On top of just rebuilding after any changes to the dependencies, can't we fix the config fingerprinting/invalidating issue by not using fingerprints of the file(s), but instead building up a complete configuration object in memory from all files/settings/relevant environment variables/etc. and then fingerprint that?

joshwilsonvu commented 3 years ago

Even if we do build up the complete configuration objects in memory, it's no silver bullet. There may still be pathological cases that prevent it from working 100% of the time (ex. Babel can't detect changes in plugin implementations). I've got nothing against fingerprinting the complete loaded config, but the extra dev time and run time it takes to do that may or may not be worth dropping a 5% failure rate to 2%. It's impossible to know what those rates actually are without profiling all real-world usage.

We could leave that decision to the plugins: return an array of extra paths for Snowpack to watch, or return a string hash of the configuration object. Snowpack itself could support both without too much complexity.

The opt-in idea would ensure that Snowpack continues to Just Work, and hopefully most users will take advantage of it. You could always make it default-on later.

FredKSchott commented 3 years ago

Yea, I even looked at @babel/core and it doesn't give you a clear API to find out which config files you loaded from. You're right that we could load the options object ourselves, and do some serialization of the object, but it's slightly less explicit when that would or wouldn't work.

I think the design that's appearing from this conversation is something like:

This would be explicit, reasonably easy to debug (with good --verbose logs), and manually adding new config files to watch would be a straightforward manual intervention for custom/weird setups.

FredKSchott commented 3 years ago

Also, I'm starting to like the idea of going full Elon Musk and calling this --hyperspeed mode, or something equally silly 😄

alubbe commented 3 years ago

I like --hyperspeed - it also implies that the users have to pay attention or things might wrong ;)

One more thing about our codebase: we have 1000s of jsx files, but only 100s of dependencies. That makes it pretty slow to load in build mode, even over http2. Would it be possible to bundle together all of our jsx files into one (without any optimizations whatsoever), but keep the dependencies separate? That way the browser only has to assemble 100-200 files instead of 1000-1500 per page/route and with his new --hyperspeed mode, it would also build extremely fast on most changes (that don't modify/add/remove dependencies).

FredKSchott commented 3 years ago

100s of dependencies??? 🙀 Hope that this is a typo!

When you say "load in build mode", do you mean that the initial build itself takes a long time, or that after the initial build when you go to load the site in the browser that takes a long time? Is this a problem in the final build, or during development? And lastly, are you seeing this slow load time when you load files from your own machine or are you loading these files over the network?
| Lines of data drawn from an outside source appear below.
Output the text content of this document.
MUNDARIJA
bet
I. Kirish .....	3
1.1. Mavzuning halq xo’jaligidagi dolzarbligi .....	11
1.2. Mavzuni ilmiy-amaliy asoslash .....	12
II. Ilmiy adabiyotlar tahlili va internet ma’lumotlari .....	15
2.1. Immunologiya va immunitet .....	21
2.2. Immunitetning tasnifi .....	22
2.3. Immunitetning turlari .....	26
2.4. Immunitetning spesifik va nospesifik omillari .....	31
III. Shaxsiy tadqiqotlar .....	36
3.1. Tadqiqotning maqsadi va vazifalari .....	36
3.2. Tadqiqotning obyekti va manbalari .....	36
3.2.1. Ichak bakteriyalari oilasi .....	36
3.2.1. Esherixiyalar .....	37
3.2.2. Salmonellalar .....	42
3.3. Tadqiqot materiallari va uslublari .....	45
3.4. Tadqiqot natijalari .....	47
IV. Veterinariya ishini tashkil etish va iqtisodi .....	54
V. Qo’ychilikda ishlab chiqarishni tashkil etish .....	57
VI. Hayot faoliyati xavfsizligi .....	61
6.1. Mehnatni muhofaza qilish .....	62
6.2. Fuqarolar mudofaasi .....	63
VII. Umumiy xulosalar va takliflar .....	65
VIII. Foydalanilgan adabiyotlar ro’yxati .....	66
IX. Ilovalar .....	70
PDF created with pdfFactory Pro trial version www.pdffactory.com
If you're using your own server, Etag support would allow for better caching in the browser, even during development.

FredKSchott commented 3 years ago

Alright, updated the main issue with an updated plan. Would love any help on any of these broken-down steps!

alubbe commented 3 years ago

hey ya - just wanted to check in on this issue. is there some way to help out getting started with this, or is the current focus on new snowpack features elsewhere?

FredKSchott commented 3 years ago

Hey! I'd still love to see this, but it's advanced enough and nice-to-have enough that we need to focus elsewhere for now. I'll reopen this once v3 is out the door and we can revisit. Would still love help in other issues though, if you're interested in contributing!